This is a nice little app for what it does, but imagine what it’s going to evolve into: a portable heads-up display for everything. Yes, right now it lists restaurants, subway stations (in certain cities), and wifi hotspots, but it’s not that hard to extrapolate a few years into the future where this app – or something like it – connects you to all the available information about whatever you’re looking at.
Whether it's this thing or some other, we are one way or another headed towards immediate on-the-go information all the time. But information alone is not education. Knowledge of content is only half the battle.
As constant immediate information becomes the norm, more than ever we are going to need to instill critical analytical skills into our students' educations. But we have to get beyond the limited definitions of critical thinking so often espoused.
We have to ever more distinguish between the ability to 'know' something and the ability to 'understand'. And most specifically to what this type of critical thinking should look like in the Digital Age, I'd suggest we need to consider the uniquely particular 21st century instances of content: namely links and apps.
Now, sure, links have been around since the beginning of the World Wide Web. But especially with regard to the savvy linking done on the fly via Twitter, links themselves are taking on the position of content rich text-forms.
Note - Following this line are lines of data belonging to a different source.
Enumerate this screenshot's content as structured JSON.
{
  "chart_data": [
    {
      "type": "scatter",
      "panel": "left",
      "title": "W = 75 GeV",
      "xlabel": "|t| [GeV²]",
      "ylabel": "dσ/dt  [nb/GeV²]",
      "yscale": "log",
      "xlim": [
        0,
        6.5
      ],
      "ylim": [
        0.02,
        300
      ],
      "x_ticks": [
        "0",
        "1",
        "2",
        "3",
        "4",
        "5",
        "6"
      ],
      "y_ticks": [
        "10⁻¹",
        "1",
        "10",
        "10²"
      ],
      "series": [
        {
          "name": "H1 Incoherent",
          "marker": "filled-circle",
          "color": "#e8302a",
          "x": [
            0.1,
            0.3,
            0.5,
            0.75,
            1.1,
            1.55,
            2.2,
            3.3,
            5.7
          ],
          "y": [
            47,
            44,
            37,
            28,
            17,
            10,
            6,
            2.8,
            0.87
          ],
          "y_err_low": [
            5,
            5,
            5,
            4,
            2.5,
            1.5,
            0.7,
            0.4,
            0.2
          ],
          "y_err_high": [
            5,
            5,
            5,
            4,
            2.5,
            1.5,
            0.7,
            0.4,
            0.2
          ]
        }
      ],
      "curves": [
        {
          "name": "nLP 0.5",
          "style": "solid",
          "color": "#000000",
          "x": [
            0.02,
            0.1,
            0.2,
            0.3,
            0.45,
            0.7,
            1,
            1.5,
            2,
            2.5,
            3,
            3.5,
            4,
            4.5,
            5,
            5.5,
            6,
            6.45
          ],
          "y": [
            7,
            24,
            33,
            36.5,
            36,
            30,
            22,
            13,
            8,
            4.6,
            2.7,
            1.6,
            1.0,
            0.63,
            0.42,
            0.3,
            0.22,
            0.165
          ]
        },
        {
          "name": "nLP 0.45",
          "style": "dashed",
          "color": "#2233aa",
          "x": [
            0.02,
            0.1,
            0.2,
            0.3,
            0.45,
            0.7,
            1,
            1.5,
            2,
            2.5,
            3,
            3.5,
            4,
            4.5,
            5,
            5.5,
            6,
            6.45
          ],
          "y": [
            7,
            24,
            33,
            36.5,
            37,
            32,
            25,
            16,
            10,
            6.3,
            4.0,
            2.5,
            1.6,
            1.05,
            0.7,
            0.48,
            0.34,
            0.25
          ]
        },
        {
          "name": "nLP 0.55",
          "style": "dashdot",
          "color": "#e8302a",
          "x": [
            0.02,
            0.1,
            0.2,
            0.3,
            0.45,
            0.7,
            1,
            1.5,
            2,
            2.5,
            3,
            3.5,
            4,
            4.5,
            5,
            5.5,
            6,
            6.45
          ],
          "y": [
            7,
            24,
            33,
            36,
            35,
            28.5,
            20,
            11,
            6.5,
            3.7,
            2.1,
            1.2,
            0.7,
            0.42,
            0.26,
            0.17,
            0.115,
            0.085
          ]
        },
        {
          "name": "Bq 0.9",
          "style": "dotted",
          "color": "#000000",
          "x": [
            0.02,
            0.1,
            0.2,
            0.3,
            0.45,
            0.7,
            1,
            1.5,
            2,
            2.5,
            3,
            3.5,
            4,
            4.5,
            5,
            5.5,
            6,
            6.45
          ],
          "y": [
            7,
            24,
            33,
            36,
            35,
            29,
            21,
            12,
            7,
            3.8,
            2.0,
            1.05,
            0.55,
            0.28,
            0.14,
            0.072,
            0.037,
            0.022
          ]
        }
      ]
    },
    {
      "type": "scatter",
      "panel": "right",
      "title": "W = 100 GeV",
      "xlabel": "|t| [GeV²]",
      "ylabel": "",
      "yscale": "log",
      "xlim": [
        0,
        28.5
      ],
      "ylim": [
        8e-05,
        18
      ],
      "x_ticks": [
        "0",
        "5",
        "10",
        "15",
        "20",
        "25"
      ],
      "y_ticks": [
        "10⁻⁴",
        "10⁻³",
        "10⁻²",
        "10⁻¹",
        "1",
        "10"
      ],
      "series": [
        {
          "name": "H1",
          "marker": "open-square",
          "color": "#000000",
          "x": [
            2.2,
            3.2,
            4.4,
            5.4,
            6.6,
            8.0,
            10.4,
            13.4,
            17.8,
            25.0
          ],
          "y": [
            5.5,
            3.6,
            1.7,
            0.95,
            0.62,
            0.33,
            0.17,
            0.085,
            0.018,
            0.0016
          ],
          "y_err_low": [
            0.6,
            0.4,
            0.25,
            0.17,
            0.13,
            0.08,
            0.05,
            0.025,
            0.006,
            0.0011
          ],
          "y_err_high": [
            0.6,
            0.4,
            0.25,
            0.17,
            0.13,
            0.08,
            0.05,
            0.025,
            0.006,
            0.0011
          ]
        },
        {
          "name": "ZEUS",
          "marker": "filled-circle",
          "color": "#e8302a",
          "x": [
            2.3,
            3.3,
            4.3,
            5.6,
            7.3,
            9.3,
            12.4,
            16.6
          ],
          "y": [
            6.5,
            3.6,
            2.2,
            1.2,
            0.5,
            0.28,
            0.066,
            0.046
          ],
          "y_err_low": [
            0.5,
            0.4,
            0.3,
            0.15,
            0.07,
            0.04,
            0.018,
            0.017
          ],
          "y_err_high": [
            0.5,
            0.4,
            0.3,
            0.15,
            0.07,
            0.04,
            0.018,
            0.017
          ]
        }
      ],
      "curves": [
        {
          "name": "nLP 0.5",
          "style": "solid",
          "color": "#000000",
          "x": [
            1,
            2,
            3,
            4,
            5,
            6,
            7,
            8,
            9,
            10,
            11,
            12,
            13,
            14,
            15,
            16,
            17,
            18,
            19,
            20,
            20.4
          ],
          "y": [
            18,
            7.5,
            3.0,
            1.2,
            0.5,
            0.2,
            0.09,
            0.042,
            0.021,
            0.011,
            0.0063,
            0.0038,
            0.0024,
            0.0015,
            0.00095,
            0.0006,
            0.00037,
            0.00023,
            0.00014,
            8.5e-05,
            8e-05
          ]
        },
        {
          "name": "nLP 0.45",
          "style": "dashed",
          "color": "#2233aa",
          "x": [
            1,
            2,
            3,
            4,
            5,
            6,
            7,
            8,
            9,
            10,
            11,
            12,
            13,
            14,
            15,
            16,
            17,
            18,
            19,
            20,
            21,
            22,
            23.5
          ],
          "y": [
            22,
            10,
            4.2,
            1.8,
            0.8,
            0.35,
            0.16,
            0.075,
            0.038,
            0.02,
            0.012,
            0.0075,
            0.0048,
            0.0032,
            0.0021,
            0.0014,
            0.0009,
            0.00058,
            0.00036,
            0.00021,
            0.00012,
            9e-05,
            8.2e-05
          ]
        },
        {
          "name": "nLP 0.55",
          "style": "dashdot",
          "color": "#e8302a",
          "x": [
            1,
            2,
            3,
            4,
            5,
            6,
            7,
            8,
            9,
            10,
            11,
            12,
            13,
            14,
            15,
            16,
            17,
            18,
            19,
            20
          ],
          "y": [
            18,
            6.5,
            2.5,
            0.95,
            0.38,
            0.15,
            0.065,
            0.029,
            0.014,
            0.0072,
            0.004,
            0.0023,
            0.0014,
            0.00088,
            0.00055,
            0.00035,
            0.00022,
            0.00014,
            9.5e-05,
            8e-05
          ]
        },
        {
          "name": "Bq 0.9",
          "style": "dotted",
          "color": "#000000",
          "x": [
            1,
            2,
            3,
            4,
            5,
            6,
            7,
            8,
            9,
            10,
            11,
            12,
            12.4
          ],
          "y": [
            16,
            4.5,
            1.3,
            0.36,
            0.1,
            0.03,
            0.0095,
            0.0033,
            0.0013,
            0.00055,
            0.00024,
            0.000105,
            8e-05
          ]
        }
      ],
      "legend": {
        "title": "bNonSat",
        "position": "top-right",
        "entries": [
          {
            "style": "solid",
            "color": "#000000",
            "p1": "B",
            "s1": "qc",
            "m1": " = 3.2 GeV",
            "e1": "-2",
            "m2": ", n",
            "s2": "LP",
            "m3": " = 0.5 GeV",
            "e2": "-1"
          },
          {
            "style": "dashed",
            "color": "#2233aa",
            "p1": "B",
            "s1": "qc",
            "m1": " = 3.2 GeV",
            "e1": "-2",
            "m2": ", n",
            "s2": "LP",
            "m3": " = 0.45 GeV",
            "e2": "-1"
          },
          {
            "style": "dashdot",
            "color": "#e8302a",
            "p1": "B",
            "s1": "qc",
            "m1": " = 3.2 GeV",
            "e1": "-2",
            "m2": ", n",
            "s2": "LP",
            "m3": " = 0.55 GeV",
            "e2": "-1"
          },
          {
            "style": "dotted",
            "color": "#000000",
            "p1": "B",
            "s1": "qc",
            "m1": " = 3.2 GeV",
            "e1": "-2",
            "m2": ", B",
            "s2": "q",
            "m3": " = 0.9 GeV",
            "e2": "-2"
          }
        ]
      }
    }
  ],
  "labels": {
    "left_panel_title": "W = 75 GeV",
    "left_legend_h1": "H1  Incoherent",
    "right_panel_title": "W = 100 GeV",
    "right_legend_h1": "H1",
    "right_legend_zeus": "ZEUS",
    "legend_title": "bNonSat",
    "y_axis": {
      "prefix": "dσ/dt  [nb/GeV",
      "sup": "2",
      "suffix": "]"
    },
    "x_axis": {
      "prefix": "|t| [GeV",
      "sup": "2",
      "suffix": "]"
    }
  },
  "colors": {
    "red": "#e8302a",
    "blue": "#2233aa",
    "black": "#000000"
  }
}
We have to teach kids to understand the critical basis of 'link decision'; that is, the decision to hyperlink online. Links -- especially in mobile apps -- have become more than just directional; they've gained a sort of a live intertextual import. And so, I'd like to see intertextuality take center stage in our discussion of teaching critical thinking skills.
Because it's not just about reading the text; it's about meta-reading the links.
That too is part of the difference between knowing and understanding in the Digital Age.